The presence of GFP-Aβ induces stress in yeast and this can be measured by genome wide expression, or by reporter assays. For example, linking the HSE to a reporter gene like lacZ allows the detection of the lacZgene product, β-galactosidase, when cells are stressed. It can be seen that if the formation of Aβoligomers is inhibited, the cells are less stressed . Likewise, this system can be used to screen for compounds that decrease stress on cells.
4. Dealing with Toxic Natural Biochemical and Pharmaceuticals
Our bodies produce and rely on thousands of biochemicals, including some that are toxic. One such example is the neurotransmitter dopamine. Dopamine is essential and is produced by dopaminergic neurons, however, the loss of these neurons results in the age-related Parkinson’s disease (PD). PD is treated with L-DOPA, which is converted to dopamine in the brain, restoring neurotransmission. Mammalian cell studies show that dopamine is actually toxic. Yeast studies reveal that dopamine toxicity targets mitochondrial function, conveniently demonstrated in yeast by showing dopamine inhibits respiratory growth. Further, yeast demonstrate that protection from this inhibition can be obtained through the use of antioxidants like glutathione and ascorbate .

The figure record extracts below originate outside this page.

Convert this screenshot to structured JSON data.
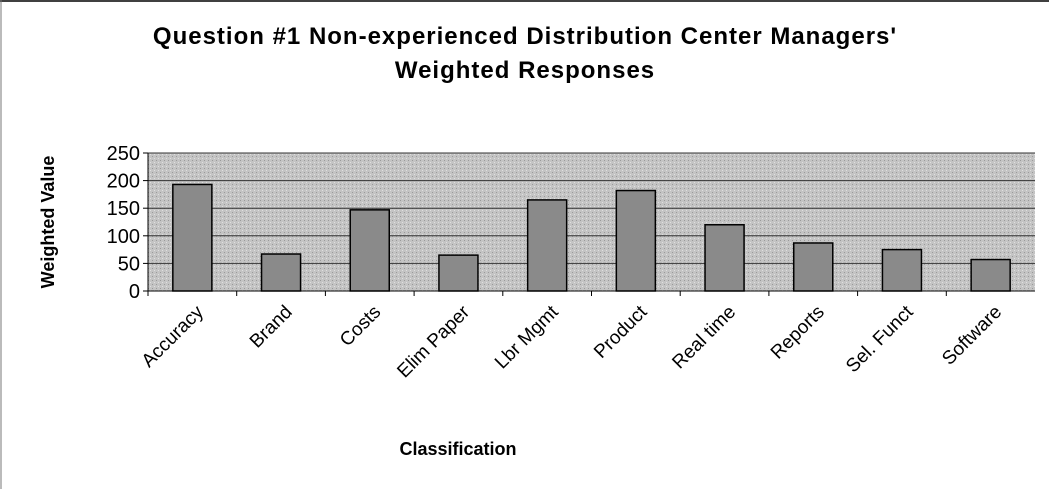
{
  "chart_data": {
    "type": "bar",
    "title": "Question #1 Non-experienced Distribution Center Managers' Weighted Responses",
    "x_label": "Classification",
    "y_label": "Weighted Value",
    "categories": [
      "Accuracy",
      "Brand",
      "Costs",
      "Elim Paper",
      "Lbr Mgmt",
      "Product",
      "Real time",
      "Reports",
      "Sel. Funct",
      "Software"
    ],
    "values": [
      193,
      67,
      147,
      65,
      165,
      182,
      120,
      87,
      75,
      57
    ],
    "color": "#8a8a8a",
    "ylim": [
      0,
      250
    ],
    "yticks": [
      0,
      50,
      100,
      150,
      200,
      250
    ],
    "grid": true
  }
}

Other biochemicals that have been examined in yeast studies include biogenic amines, like tyramine (C. Kadkol and I. Macreadie, unpublished) and phenyl ethylamine , L-DOPA , and drugs like fluoxetine (K. Spencer-Bakes and I. Macreadie, unpublished).
Yeast can be used for many studies on aging and cell health. Yeast offers convenient handling and quick results.

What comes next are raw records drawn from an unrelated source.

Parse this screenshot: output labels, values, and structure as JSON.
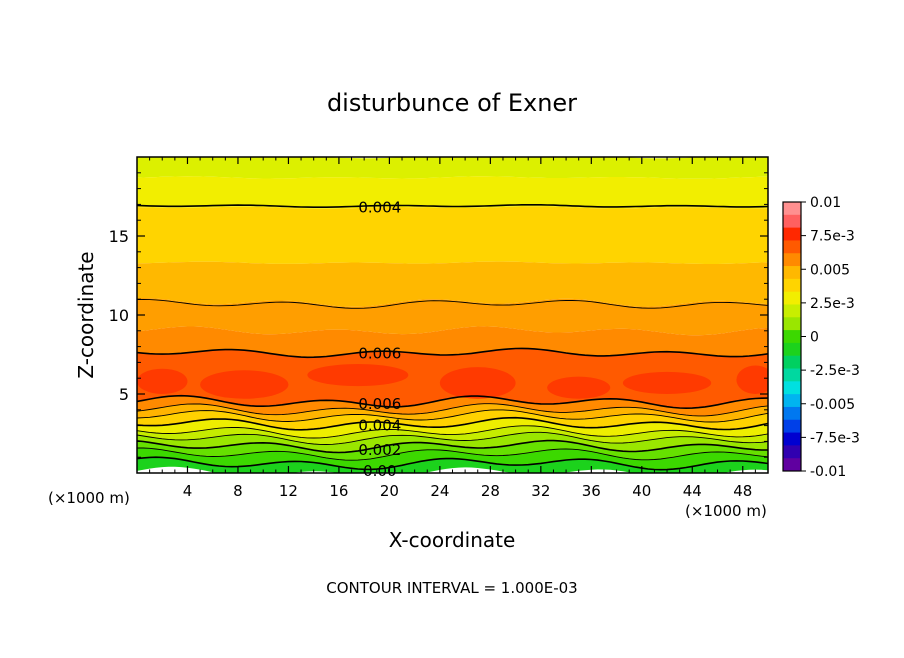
{
  "chart_data": {
    "type": "contour",
    "title": "disturbunce of Exner",
    "xlabel": "X-coordinate",
    "ylabel": "Z-coordinate",
    "x_unit_left": "(×1000 m)",
    "x_unit_right": "(×1000 m)",
    "xlim": [
      0,
      50
    ],
    "ylim": [
      0,
      20
    ],
    "x_ticks": [
      4,
      8,
      12,
      16,
      20,
      24,
      28,
      32,
      36,
      40,
      44,
      48
    ],
    "y_ticks": [
      5,
      10,
      15
    ],
    "contour_interval_text": "CONTOUR INTERVAL = 1.000E-03",
    "contour_labels": [
      {
        "text": "0.004",
        "x": 17.5,
        "z": 16.9
      },
      {
        "text": "0.006",
        "x": 17.5,
        "z": 7.6
      },
      {
        "text": "0.006",
        "x": 17.5,
        "z": 4.5
      },
      {
        "text": "0.004",
        "x": 17.5,
        "z": 3.0
      },
      {
        "text": "0.002",
        "x": 17.5,
        "z": 1.8
      },
      {
        "text": "0.00",
        "x": 17.5,
        "z": 0.5
      }
    ],
    "field_layers": [
      {
        "z_top": 20.0,
        "z_bot": 18.7,
        "color": "#dcf000"
      },
      {
        "z_top": 18.7,
        "z_bot": 16.8,
        "color": "#f2ee00"
      },
      {
        "z_top": 16.8,
        "z_bot": 13.3,
        "color": "#ffd400"
      },
      {
        "z_top": 13.3,
        "z_bot": 10.8,
        "color": "#ffb800"
      },
      {
        "z_top": 10.8,
        "z_bot": 9.0,
        "color": "#ff9e00"
      },
      {
        "z_top": 9.0,
        "z_bot": 7.6,
        "color": "#ff8a00"
      },
      {
        "z_top": 7.6,
        "z_bot": 4.5,
        "color": "#ff5a00"
      },
      {
        "z_top": 4.5,
        "z_bot": 4.0,
        "color": "#ff8a00"
      },
      {
        "z_top": 4.0,
        "z_bot": 3.6,
        "color": "#ffb400"
      },
      {
        "z_top": 3.6,
        "z_bot": 3.1,
        "color": "#ffd200"
      },
      {
        "z_top": 3.1,
        "z_bot": 2.6,
        "color": "#eeee00"
      },
      {
        "z_top": 2.6,
        "z_bot": 2.2,
        "color": "#c6ec00"
      },
      {
        "z_top": 2.2,
        "z_bot": 1.7,
        "color": "#9ae600"
      },
      {
        "z_top": 1.7,
        "z_bot": 1.2,
        "color": "#66e000"
      },
      {
        "z_top": 1.2,
        "z_bot": 0.6,
        "color": "#3cd800"
      },
      {
        "z_top": 0.6,
        "z_bot": 0.0,
        "color": "#1cd21c"
      }
    ],
    "hot_blobs": [
      {
        "x": 2.0,
        "z": 5.8,
        "rx": 2.0,
        "rz": 0.8
      },
      {
        "x": 8.5,
        "z": 5.6,
        "rx": 3.5,
        "rz": 0.9
      },
      {
        "x": 17.5,
        "z": 6.2,
        "rx": 4.0,
        "rz": 0.7
      },
      {
        "x": 27.0,
        "z": 5.7,
        "rx": 3.0,
        "rz": 1.0
      },
      {
        "x": 35.0,
        "z": 5.4,
        "rx": 2.5,
        "rz": 0.7
      },
      {
        "x": 42.0,
        "z": 5.7,
        "rx": 3.5,
        "rz": 0.7
      },
      {
        "x": 49.0,
        "z": 5.9,
        "rx": 1.5,
        "rz": 0.9
      }
    ],
    "contour_lines": [
      16.9,
      10.7,
      7.6,
      4.5,
      4.0,
      3.6,
      3.1,
      2.6,
      2.2,
      1.7,
      1.2,
      0.6
    ],
    "colorbar": {
      "min": -0.01,
      "max": 0.01,
      "labels": [
        "0.01",
        "7.5e-3",
        "0.005",
        "2.5e-3",
        "0",
        "-2.5e-3",
        "-0.005",
        "-7.5e-3",
        "-0.01"
      ],
      "colors": [
        "#ff9090",
        "#ff6060",
        "#ff2800",
        "#ff5a00",
        "#ff8a00",
        "#ffb800",
        "#ffd400",
        "#f2ee00",
        "#c8ee00",
        "#9ae600",
        "#3cd800",
        "#1cd21c",
        "#00d060",
        "#00d8a0",
        "#00e0e0",
        "#00b4f0",
        "#0078f0",
        "#0040e8",
        "#0000d0",
        "#3000b0",
        "#6000a0"
      ]
    }
  }
}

Study of the cholesterol lowering drug, simvastatin, indicates that it also aids the clearance of a deleterious protein, and probably also does this in people, suggesting this may account for its beneficial effects in AD and PD.
Stress can be observed in yeast, as well as agents that increase or decrease stress in yeast.
Yeast can be used to study toxic biochemicals, as well as ways to reduce the toxicity of such biochemicals.
Although some extrapolation is called for in applying yeast knowledge to human health, the lessons learned from yeast are valuable.